Flüchtlingsprotest in Kenia endet mit Tränengas und Schlagstöcken

by

Mit Tränengas und Schlagstöcken löste die kenianische Polizei Ende letzter Woche ein Sit-in von etwa 60 LGBTIQ*-Flüchtlingen vor dem Büro des Hohen Flüchtlingskommissars der Vereinten Nationen (UNHCR) in Kakuma, Kenia, auf.

Die Demonstranten hielten sich seit dem 27. April vor dem UNHCR-Büro auf und forderten eine rasche Umsiedlung in LGBTIQ*-freundliche Länder, zumindest aber mehr Sicherheit im Kakuma-Flüchtlingslager, in dem die Mehrheit der queeren Asylbewerber und Flüchtlinge lebt.

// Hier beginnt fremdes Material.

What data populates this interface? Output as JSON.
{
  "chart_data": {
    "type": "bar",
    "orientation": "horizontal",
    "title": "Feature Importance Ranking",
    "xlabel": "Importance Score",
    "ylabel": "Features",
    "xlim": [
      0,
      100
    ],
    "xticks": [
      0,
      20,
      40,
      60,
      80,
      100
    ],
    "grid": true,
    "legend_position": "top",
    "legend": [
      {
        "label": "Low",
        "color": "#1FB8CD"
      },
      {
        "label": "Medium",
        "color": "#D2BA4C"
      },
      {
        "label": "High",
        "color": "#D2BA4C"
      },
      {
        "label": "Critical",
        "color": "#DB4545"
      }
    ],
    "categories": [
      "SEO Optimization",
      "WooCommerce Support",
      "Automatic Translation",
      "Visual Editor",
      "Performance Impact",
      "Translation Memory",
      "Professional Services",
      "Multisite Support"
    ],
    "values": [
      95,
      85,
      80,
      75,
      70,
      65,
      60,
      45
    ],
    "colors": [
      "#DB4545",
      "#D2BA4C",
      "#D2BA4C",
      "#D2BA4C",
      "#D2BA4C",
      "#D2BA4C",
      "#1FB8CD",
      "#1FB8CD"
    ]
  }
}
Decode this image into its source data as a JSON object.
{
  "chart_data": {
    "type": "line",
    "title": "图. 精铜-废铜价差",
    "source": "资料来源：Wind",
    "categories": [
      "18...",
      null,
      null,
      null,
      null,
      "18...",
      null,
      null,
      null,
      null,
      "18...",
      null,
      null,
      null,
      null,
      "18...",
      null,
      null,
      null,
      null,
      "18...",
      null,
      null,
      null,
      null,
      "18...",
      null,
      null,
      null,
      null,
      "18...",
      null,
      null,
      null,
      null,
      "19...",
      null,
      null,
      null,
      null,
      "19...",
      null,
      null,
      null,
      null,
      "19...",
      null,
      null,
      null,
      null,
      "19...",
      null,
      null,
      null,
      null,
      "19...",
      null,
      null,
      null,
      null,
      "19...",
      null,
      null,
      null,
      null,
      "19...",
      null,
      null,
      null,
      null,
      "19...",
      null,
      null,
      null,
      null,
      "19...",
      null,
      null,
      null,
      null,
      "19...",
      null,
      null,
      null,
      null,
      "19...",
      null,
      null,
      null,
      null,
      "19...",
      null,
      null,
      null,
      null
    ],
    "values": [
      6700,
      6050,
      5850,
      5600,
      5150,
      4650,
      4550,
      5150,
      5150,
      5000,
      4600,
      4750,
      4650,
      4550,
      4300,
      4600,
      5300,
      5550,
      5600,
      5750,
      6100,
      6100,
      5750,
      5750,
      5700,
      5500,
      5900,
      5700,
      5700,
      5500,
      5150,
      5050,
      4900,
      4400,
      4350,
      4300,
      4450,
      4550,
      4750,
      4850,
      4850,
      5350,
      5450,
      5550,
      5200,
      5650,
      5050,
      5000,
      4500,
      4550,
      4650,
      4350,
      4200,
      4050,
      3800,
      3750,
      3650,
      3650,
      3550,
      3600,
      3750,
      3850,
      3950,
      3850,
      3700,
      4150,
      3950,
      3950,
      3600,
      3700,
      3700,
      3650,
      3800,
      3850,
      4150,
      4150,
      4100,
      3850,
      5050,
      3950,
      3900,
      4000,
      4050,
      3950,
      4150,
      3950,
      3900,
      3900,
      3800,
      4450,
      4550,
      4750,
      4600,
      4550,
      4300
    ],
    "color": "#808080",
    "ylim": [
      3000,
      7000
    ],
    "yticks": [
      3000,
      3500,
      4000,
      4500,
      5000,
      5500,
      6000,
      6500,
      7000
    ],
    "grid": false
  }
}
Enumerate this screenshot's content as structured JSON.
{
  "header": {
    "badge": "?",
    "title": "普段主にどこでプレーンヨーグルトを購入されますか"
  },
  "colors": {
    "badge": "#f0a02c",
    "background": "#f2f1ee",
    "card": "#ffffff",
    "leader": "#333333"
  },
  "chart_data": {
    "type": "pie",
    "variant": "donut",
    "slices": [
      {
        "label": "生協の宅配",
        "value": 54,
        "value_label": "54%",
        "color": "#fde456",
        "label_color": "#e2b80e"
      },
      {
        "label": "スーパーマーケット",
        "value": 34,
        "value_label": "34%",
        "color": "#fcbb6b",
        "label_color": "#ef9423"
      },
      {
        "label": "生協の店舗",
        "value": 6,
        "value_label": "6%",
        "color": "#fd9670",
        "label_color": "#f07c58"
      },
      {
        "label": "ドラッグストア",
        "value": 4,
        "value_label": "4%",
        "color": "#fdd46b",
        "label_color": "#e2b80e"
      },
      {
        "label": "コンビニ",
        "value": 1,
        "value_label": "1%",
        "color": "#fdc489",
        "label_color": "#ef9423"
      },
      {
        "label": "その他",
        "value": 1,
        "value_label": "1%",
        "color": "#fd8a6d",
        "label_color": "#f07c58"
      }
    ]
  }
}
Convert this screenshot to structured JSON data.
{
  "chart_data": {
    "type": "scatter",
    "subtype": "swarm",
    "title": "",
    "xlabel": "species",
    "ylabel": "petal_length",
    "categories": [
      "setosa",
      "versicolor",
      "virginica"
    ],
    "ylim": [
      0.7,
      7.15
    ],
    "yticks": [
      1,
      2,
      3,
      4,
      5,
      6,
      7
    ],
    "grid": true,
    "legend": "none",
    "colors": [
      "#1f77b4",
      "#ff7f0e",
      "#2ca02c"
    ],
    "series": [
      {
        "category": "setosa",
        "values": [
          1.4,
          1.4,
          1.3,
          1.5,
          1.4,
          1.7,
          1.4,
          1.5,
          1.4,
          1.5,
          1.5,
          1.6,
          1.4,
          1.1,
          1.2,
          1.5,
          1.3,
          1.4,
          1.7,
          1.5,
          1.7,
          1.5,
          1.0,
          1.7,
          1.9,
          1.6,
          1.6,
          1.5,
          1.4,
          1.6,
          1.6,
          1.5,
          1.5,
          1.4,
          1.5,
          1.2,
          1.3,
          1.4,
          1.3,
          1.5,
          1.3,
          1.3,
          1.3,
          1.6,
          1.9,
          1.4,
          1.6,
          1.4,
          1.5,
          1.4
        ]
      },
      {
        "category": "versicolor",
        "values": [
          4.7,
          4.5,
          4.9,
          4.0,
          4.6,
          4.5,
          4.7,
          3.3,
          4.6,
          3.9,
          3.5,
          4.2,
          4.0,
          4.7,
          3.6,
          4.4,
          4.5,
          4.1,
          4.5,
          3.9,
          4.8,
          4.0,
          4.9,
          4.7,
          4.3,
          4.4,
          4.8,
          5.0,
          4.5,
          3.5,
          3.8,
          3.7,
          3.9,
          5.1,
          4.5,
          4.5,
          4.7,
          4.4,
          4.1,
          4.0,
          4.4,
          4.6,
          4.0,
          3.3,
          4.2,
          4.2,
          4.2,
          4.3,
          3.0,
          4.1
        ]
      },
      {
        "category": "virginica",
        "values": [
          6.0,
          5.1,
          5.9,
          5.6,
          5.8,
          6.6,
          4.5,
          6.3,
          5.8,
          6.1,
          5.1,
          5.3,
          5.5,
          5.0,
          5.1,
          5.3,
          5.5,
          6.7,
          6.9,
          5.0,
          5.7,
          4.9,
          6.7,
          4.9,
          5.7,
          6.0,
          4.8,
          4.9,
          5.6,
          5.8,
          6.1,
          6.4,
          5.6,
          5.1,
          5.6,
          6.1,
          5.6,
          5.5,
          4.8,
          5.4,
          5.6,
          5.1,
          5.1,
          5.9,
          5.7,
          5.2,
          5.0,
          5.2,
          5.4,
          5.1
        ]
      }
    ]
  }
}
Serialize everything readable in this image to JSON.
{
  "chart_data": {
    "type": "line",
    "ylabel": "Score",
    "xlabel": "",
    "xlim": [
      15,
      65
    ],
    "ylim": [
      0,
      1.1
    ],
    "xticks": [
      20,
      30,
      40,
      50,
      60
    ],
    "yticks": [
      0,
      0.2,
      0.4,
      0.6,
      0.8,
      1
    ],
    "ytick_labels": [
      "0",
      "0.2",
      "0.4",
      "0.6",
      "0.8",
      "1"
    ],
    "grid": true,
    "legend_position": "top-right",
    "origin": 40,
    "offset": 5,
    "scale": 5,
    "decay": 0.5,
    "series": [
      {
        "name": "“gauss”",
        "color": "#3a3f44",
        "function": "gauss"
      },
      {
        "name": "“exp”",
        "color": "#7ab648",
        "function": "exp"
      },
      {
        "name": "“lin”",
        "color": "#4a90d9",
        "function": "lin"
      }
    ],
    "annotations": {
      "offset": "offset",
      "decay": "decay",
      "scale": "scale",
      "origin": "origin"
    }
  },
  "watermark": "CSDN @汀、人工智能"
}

Damit haben die Demonstranten gegen die COVID-19-Ausgangsbeschränkungen verstoßen, weshalb sie vom UNHCR und anderen gewarnt worden wären, dass die Versammlung ihre eigene Gesundheit und die der anderen gefährden würde.

Da sich die Protestierenden aber nicht auflösten, habe der UNHCR die Polizei gerufen. Dies geht aus einem Video hervor, das die Anwältin für Transgenderrechte und Flüchtlinge, Doreen Andrewz, am 4. Mai auf Facebook gepostet hatte.

Es ist eine vertrakte Situation. Aufgrund der Corona-Pandemie sind Ende März 2020 alle Neuansiedlungen, also Umsiedlungen von Flüchtlingen in andere Regionen oder Länder, in denen ihnen weniger Gefahr droht, ausgesetzt worden - der Sicherheit halber. 

Doch die Demonstrierenden sehen sich im Lager ganz anderen Gefahren ausgesetzt. Nach eigenen Aussagen war eine Lesbe, die im Lager lebt, von Sudanesen angegriffen und vergewaltigt worden. Einer der verhafteten sudanesischen Verdächtigen sei von der Polizei so schwer geschlagen und misshandelt worden, sodass er im Krankenhaus verstarb.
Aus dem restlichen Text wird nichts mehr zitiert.